Whittling down the justification for a massive U.S. naval presence in
Japan to Taiwanese security would put the United States and Japan in
the awkward position of admitting we are keeping a carrier group in the
western Pacific only for confronting the PRC.
Since the United States is officially committed to a one-China policy
and we don’t appear ready to characterize our dominant supplier of
socks, underwear, and lead-based toys as a our strategic enemy, this
would at the very least create some diplomatic and propaganda
awkwardness for the U.S.
In a riposte to the Rumsfeld-era unctuousness of “we can’t understand
why the PRC is conducting a military build-up”, the Chinese could say,
“we can’t understand why U.S. and Japan are maintaining a carrier group
in North Asia; our fleet has matters well in hand here.”
“And, in fact, we made it clear in November 2007 that you guys can’t
just sail around here like you own the place.”
So the Kitty Hawk’s replacement, the George Washington, will cruise to
take up its station in Japan next year under a cloud.
I expect that there will be some of what I characterize is “muscular
handwringing”. That’s the pundits’ version of “concern trolling”,
framing a decision or position we don’t like as evidence that the
people doing it are pathetically deluded dingbats.
In the Kitty Hawk situation, that would take the form of more sorrow
than in anger tsk-tsking that the PRC’s civvy-suited Communist
leadership is being led down the wide avenue to destruction by reckless
elements in the PLA who are endangering China’s aspirations to
responsible stakeholderism in the world system.
For the reasons above I, on the other hand, consider the Chinese move
to be a rather savvy one, exploiting an important opportunity to
advance its foreign policy interests in line with its long term
strategic objectives.
And I don’t think the decision to turn away a U.S. carrier group was
made by some disgruntled harbor master. This one went to the top.

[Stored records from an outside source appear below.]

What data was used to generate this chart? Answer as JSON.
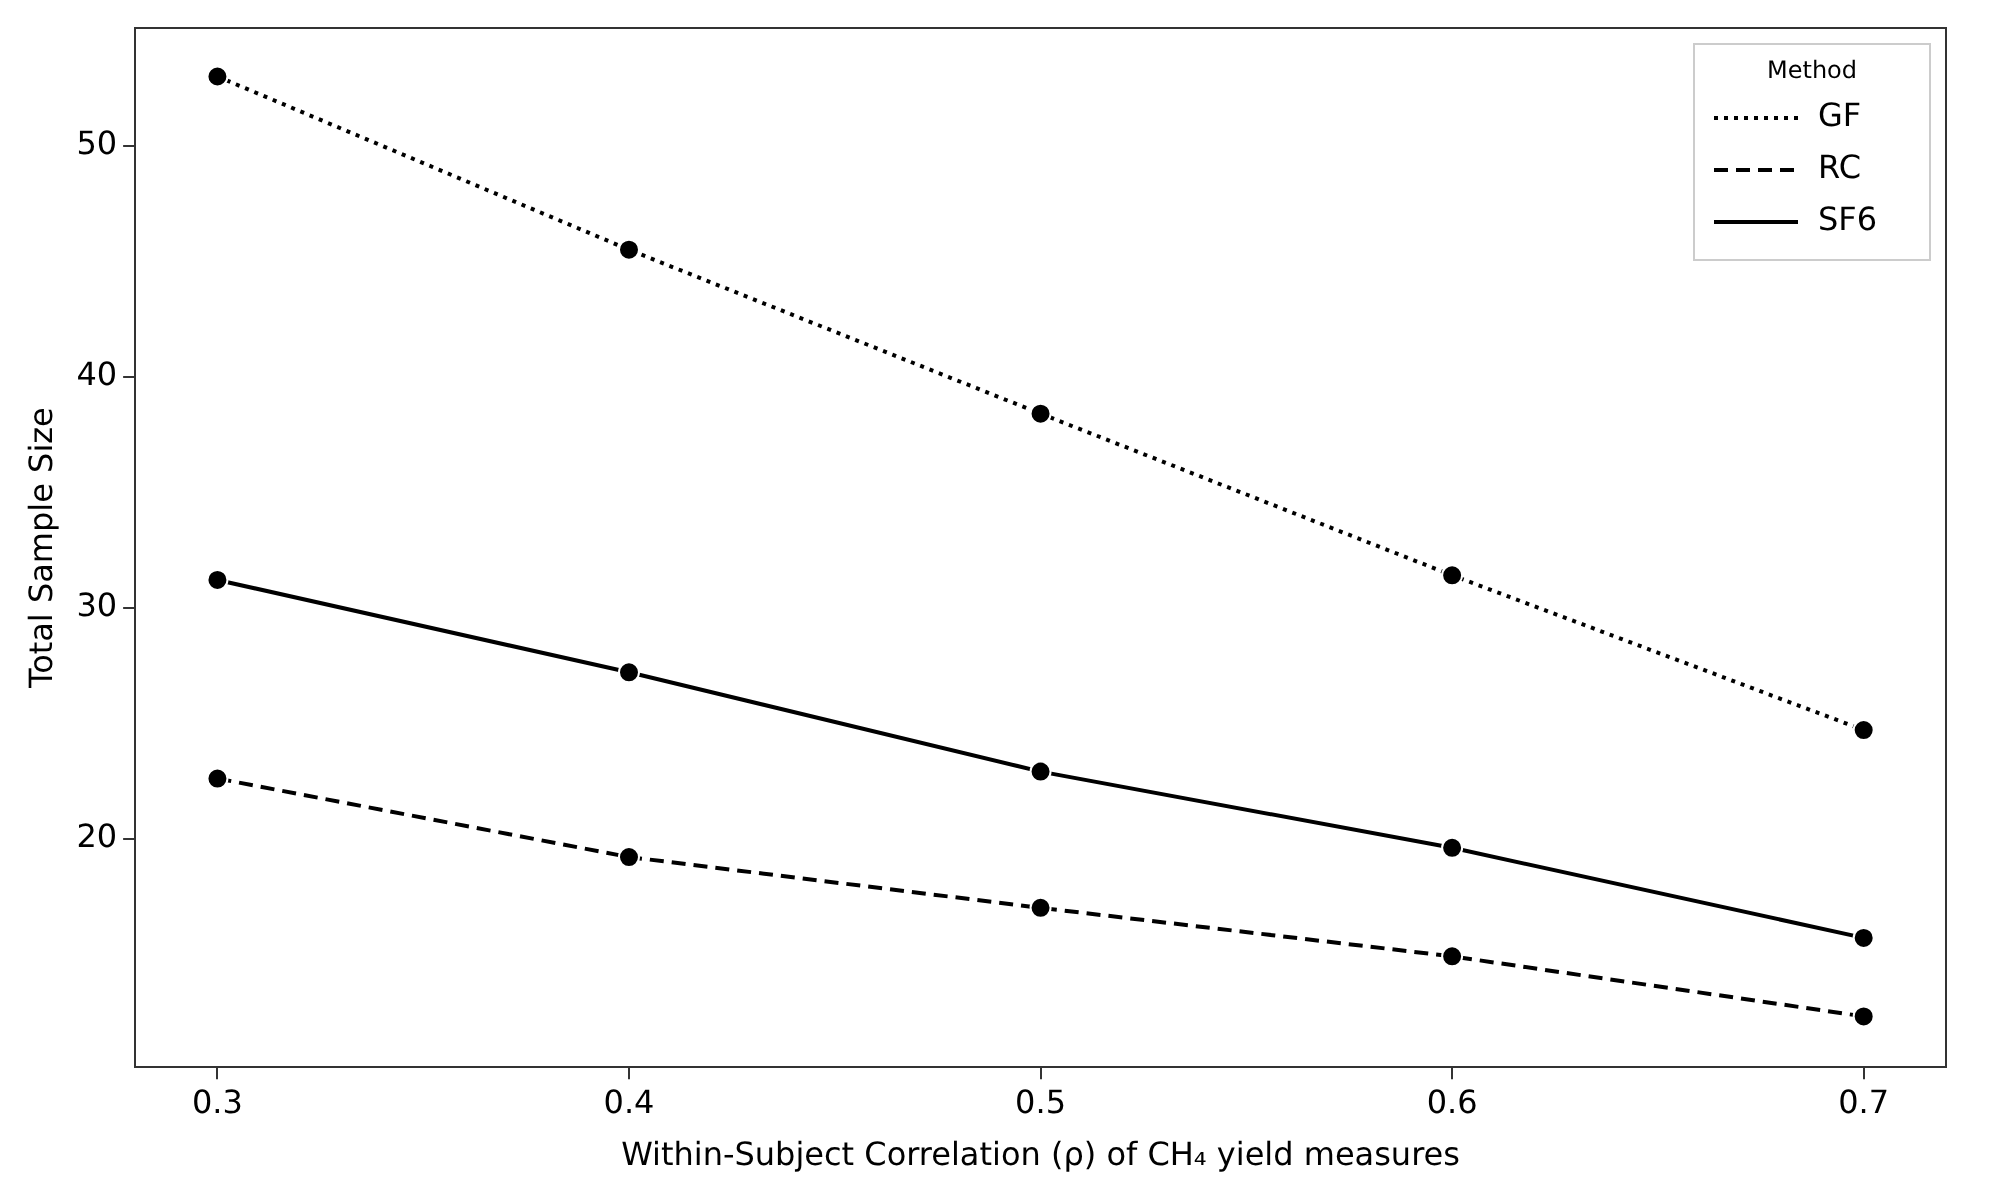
{
  "chart_data": {
    "type": "line",
    "xlabel": "Within-Subject Correlation (ρ) of CH₄ yield measures",
    "ylabel": "Total Sample Size",
    "legend_title": "Method",
    "legend": "top right",
    "grid": false,
    "marker": "circle",
    "x": [
      0.3,
      0.4,
      0.5,
      0.6,
      0.7
    ],
    "xlim": [
      0.28,
      0.72
    ],
    "xticks": [
      0.3,
      0.4,
      0.5,
      0.6,
      0.7
    ],
    "ylim": [
      10.1,
      55.1
    ],
    "yticks": [
      20,
      30,
      40,
      50
    ],
    "series": [
      {
        "name": "GF",
        "color": "#000000",
        "line_style": "dotted",
        "values": [
          53.0,
          45.5,
          38.4,
          31.4,
          24.7
        ]
      },
      {
        "name": "RC",
        "color": "#000000",
        "line_style": "dashed",
        "values": [
          22.6,
          19.2,
          17.0,
          14.9,
          12.3
        ]
      },
      {
        "name": "SF6",
        "color": "#000000",
        "line_style": "solid",
        "values": [
          31.2,
          27.2,
          22.9,
          19.6,
          15.7
        ]
      }
    ]
  }
}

I would also consider the Black Thanksgiving stunt a particularly
clever piece of political theater—because it occurred on the Bush
administration’s watch, when the U.S. was trying to inveigle Chinese
support for Iran sanctions and unable to respond to the Chinese insult
with anything more than an "in your face" sail through the Taiwan
Strait.
If the Chinese had pulled this stunt during the administration of the
next (and quite possibly Democratic) U.S. president, the Blue Team
would have been all over the craven appeasers of the Democratic
Party—and the administration might have been stampeded into a harder
line as a result.
But critics will have to deal with the fact—which will be noted in
foreign ministries throughout the world—that the precedent has been
established—and rather meekly acknowledged—during the blood-and-thunder
reign of George W. Bush.
When it comes to powerful entities finding themselves in weak and
vulnerable positions, the Kitty Hawk isn’t the only dog in the water.